Psychological and medical conventions are not the only norms probed in this complex psychological novel. Racial identity is also an intricate, albeit less lethal dilemma. Rowan Hisayo Buchanan is – as she describes herself – a “hyphenated” individual. Buchanan is Chinese-Japanese-American-British, a modifier she’s labeled “exhausting” to explain to strangers who fixate on her appearance. She splits this unique heritage between Mina and Oscar, but her personal discomfort reflects itself in Oscar’s mental health rather than Mina’s. Mina is Chinese American, and race doesn’t influence her relationship with her Caucasian, alternative love interest. Oscar’s self-perception is more complex. He is Japanese-American-British, the offspring of a one-night stand during his Japanese American father’s business trip to London. Oscar is tormented by feelings of “otherness” and lingual inadequacy (he was raised by his British mother) as he assumes responsibility for his ailing father’s Japanese business. He also flashes back periodically to grade school and college, first to British kids asking “what was wrong with his face,” then to Mina’s American friends gushing about his “cute accent.” Buchanan’s choice to split her experience between protagonists but place the psychological burden on Oscar portrays racial insensitivity as threatening even to mentally stable individuals, while subjugating that discussion to the novel’s broader mental health dialogue.

Starling Days is a window into the relational turmoil of mental illness, a window revealing neither a victim nor a hero.

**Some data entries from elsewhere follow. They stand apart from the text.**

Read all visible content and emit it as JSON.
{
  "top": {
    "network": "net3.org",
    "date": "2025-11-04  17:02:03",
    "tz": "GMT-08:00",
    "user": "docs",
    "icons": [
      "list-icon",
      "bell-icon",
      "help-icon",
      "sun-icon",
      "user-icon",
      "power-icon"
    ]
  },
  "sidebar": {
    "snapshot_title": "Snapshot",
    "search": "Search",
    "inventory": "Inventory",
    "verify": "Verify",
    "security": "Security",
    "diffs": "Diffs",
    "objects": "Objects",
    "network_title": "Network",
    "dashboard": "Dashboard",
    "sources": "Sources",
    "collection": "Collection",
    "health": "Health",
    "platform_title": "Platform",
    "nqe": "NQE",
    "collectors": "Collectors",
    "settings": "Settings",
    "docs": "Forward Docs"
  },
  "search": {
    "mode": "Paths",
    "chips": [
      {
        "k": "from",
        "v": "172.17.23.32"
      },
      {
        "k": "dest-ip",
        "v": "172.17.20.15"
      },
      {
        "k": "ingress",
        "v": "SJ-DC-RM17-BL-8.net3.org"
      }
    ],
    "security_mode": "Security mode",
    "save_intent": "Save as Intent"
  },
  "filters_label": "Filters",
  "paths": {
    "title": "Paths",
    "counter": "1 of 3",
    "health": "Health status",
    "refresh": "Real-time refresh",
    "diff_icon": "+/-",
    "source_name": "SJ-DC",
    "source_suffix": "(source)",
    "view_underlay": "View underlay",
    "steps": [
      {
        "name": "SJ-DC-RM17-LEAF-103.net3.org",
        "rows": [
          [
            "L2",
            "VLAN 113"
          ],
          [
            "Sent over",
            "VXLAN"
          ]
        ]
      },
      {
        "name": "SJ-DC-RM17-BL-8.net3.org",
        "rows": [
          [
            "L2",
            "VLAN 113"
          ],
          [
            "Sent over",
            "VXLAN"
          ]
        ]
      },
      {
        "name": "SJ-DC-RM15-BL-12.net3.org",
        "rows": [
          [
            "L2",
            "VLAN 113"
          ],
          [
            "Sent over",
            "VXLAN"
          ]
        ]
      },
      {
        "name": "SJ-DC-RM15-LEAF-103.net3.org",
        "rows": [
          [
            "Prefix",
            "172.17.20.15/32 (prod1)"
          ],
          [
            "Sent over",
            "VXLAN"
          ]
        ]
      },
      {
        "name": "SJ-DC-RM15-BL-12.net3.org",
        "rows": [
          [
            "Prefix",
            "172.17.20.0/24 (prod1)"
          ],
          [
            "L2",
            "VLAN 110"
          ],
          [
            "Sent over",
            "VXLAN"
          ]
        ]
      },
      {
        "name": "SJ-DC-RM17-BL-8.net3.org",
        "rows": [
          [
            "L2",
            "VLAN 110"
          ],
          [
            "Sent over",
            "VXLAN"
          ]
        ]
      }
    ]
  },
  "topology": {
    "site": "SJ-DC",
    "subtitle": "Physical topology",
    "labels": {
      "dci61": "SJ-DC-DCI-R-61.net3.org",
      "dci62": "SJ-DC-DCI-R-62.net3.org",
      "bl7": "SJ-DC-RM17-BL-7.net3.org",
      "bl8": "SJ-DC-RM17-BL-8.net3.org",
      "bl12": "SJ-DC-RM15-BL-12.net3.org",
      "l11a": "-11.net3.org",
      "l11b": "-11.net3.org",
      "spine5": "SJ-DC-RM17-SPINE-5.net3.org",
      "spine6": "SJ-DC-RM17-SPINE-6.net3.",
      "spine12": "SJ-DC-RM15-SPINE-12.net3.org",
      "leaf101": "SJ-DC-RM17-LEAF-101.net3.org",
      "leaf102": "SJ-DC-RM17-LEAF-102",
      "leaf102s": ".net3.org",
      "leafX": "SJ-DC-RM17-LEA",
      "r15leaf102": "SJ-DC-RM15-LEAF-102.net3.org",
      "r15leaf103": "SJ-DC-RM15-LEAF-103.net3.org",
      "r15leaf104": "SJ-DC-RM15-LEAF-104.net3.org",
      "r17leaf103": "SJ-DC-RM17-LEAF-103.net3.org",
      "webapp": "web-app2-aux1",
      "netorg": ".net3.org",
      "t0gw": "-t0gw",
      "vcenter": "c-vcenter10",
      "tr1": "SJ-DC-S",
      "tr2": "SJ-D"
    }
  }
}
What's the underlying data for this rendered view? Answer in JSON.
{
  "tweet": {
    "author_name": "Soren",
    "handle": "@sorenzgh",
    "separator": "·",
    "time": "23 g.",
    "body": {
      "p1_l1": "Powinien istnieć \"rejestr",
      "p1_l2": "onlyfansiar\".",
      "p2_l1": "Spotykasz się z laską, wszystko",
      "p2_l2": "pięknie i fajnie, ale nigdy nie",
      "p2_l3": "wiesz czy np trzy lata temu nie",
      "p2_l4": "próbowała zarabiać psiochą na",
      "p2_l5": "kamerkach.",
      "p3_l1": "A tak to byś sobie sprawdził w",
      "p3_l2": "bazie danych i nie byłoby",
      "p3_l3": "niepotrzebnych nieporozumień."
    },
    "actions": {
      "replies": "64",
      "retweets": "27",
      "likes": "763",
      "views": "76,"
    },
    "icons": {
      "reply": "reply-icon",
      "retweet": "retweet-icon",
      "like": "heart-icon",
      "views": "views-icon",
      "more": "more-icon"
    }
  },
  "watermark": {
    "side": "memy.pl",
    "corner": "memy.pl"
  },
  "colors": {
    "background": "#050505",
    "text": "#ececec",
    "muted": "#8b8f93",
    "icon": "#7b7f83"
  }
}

From Mina’s confession that she’d rather be called “crazy” than “mood disordered” – the diagnosis evokes a bacterium in a lab – to Oscar’s claim that loving Mina is pointless since it can’t prevent her suicide, we witness a relationship that is raw and at times almost savage. 

I found myself yearning for Mina and Oscar’s restoration at the novel’s end; nevertheless, I realized an author of Buchanan’s skill might leave us to contemplate the confounding terrain that the mentally ill traverse for days, years and lifetimes. Perhaps her conclusion best protests the stereotype of chronic depression that she admits is terrifying but also questions is insurmountable. In a poignant flash of autonomy, Mina shreds her mood journal shortly before Oscar’s return: “She could not, would not, live a life of downward arrows. And if they kept going down then the least she could do was stop drawing them.”